Şair Neco'yla Yazgülü
Ben Yazgülü.
2009 yılı Cimcozlar belediyesi güzeli. Önce hatırlatayım istedim, çünkü bilirim
ki ben demesem kimsenin aklına gelmeyecek dutları ve onu yiyen bülbüller gibi
insanları ile meşhur bu kasabanın en güzel kızı seçildiğim. Evet ben Yazgülü.
Bir ağustos rüzgarıyla doğmamışım babamın kucağına. Güz gününün birinde, babam
kemerini takmayı unuttuğu için eve geri döndüğünde annemi terasta çığlıklar ve
sular içerisinde bacakları açık, fasulye ayıklar gibi yere otururken bulduğunda,
işte tam o anda doğuyormuşum. Şimdi bana sormayın neden. Babam nükteyi severmiş
herhalde, babamın nükteyi sevip sevmediğini tartacak kadar tanımadım onu. Öyle
ki ben daha fesleğenler arasında emeklemeden, annem ikinci kardeşime gebe,
kirazları tuzlayıp tuzlayıp mideye indirmeden evvel babam bir fettanla kaçmış söylenceye
göre.
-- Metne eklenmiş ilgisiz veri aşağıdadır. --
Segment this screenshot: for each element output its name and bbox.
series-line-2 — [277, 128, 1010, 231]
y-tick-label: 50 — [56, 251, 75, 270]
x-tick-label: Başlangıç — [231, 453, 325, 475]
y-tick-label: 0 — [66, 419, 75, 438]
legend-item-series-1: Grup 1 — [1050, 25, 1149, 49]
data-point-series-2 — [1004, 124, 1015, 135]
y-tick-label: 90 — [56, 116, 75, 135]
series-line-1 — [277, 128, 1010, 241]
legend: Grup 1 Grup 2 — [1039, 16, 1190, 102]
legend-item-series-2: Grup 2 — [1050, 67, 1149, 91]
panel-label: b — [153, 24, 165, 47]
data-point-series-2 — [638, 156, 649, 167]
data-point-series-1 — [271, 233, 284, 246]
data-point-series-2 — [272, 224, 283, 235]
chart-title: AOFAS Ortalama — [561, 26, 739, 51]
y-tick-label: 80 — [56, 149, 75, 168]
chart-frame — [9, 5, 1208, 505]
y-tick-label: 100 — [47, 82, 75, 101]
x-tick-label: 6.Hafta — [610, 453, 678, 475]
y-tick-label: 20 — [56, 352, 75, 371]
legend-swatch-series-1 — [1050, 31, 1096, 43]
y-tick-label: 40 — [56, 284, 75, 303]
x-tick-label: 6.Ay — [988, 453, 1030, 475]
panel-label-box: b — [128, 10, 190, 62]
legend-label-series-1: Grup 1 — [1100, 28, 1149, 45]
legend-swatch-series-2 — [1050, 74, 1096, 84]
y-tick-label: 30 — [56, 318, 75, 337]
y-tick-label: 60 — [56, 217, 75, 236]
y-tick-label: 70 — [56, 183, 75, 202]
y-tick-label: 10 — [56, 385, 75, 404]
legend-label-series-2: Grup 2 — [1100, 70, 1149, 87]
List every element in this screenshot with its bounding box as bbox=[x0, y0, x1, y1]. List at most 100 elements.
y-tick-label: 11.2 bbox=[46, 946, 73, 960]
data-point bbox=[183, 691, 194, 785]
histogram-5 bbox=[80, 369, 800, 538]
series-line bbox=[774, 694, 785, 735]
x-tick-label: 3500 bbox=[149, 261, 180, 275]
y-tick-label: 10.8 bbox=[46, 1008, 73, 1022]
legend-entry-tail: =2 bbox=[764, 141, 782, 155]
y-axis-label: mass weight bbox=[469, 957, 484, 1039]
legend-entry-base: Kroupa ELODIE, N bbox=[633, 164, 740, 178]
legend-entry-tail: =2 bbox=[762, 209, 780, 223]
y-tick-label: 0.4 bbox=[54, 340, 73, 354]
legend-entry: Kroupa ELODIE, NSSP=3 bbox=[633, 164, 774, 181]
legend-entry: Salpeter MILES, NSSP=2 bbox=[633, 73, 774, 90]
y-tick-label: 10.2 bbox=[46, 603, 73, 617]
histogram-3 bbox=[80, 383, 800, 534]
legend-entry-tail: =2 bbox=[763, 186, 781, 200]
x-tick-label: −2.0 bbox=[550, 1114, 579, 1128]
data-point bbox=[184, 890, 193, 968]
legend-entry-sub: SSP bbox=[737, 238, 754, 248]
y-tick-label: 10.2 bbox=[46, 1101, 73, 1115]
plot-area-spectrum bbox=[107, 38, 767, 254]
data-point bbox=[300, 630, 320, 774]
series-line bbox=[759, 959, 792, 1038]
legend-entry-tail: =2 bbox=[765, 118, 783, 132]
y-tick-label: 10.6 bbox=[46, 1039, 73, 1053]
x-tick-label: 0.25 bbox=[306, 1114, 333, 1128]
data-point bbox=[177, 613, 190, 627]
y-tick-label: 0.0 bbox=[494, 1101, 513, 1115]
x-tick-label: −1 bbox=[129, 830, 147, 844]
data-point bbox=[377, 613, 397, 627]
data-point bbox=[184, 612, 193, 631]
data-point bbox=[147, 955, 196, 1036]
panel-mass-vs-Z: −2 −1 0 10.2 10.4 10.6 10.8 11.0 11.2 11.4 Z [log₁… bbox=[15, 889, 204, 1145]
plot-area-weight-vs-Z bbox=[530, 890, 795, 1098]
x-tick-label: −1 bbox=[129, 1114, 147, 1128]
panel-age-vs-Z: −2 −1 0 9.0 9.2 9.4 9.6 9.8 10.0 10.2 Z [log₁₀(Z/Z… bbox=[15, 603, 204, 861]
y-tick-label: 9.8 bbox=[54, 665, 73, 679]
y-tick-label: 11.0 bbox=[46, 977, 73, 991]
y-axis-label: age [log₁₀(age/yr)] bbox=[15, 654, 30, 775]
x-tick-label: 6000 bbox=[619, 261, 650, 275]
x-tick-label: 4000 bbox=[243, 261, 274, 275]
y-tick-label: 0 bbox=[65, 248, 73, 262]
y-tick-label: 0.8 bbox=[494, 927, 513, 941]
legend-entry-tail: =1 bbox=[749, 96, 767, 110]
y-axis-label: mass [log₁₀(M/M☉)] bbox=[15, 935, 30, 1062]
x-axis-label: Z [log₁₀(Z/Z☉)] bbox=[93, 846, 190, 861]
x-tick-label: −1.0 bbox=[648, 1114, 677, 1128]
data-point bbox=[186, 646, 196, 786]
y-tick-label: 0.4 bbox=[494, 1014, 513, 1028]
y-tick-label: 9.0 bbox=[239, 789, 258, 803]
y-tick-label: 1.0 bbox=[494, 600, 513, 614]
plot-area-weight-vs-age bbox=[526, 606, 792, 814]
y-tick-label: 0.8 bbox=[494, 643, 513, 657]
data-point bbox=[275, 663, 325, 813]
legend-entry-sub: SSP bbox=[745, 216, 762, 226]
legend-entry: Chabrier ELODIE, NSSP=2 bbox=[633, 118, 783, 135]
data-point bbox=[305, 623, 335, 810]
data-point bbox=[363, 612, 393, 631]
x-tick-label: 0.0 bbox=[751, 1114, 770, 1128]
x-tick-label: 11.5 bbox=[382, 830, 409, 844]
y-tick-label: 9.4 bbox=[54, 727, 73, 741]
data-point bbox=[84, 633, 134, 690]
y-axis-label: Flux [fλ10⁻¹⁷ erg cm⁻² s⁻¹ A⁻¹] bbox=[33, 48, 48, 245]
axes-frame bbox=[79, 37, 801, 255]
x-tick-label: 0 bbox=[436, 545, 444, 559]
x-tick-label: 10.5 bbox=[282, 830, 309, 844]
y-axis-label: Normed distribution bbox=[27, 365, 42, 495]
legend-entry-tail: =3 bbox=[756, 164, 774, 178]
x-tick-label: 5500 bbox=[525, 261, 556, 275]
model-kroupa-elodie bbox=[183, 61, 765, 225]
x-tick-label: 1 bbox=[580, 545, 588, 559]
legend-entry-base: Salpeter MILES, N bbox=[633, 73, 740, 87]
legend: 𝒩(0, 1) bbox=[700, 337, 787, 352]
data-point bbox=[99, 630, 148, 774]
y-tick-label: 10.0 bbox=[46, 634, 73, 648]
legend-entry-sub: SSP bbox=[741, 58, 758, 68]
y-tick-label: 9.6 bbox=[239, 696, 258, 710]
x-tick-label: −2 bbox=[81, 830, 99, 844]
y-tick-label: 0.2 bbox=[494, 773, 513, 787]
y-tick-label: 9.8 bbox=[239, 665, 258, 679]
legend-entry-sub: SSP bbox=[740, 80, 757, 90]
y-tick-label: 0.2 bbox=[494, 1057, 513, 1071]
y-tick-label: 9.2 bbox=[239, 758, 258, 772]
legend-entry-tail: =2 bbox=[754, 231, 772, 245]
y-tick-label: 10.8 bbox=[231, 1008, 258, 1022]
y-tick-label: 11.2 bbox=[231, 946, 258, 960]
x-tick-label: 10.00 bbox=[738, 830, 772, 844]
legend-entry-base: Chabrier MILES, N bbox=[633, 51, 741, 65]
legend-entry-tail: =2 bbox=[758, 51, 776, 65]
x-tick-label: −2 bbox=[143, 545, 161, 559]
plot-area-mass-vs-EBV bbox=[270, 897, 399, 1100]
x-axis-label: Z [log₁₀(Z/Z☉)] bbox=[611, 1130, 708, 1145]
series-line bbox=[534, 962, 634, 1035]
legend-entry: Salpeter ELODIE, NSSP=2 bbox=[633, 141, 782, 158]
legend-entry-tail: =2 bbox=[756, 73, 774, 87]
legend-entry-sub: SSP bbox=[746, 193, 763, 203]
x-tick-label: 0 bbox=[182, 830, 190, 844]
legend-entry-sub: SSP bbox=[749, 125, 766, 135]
Ne benim büyüdüğümü görmeye ilgisi, ne zıpçıktı kardeşimin altı parmaklı
doğmasına dair bir fikri varmış işe bakılırsa. Altı parmaklı kardeşim, terasta
bacaklarını kocaman ayırarak yerlerde resimler yapan annem ve Cimcomar'dan
(Cimco marketler zincirinin Cimcozlar kasabasındaki en büyük ve aslında tek
bayisi) hafta içi her gece 9:45'te ellerinde poşetlerle gelen bendeniz bu olaya
pek takılmışa benzemiyoruz.
Kasabamız
ülkenin en sakin yerleşim yerlerinden. Öyle ki güzeller güzeli seçildiğim sene,
huzurlular huzurlusu Cimcozlar salyangoz şehir seçildi. Salyangoz hayvanından
dolayı size burada hayatın ne kadar yavaş geçtiğini söylemeyeceğim, ama o büyük
şehirlerde bahsedilen koşuşturmacalı yaşam bizim teraslarda sırayla çekirdek çıtlayarak
izlediğimiz televizyonlarda gözlerimizi tavşanlar gibi açmamıza sebep oluyor.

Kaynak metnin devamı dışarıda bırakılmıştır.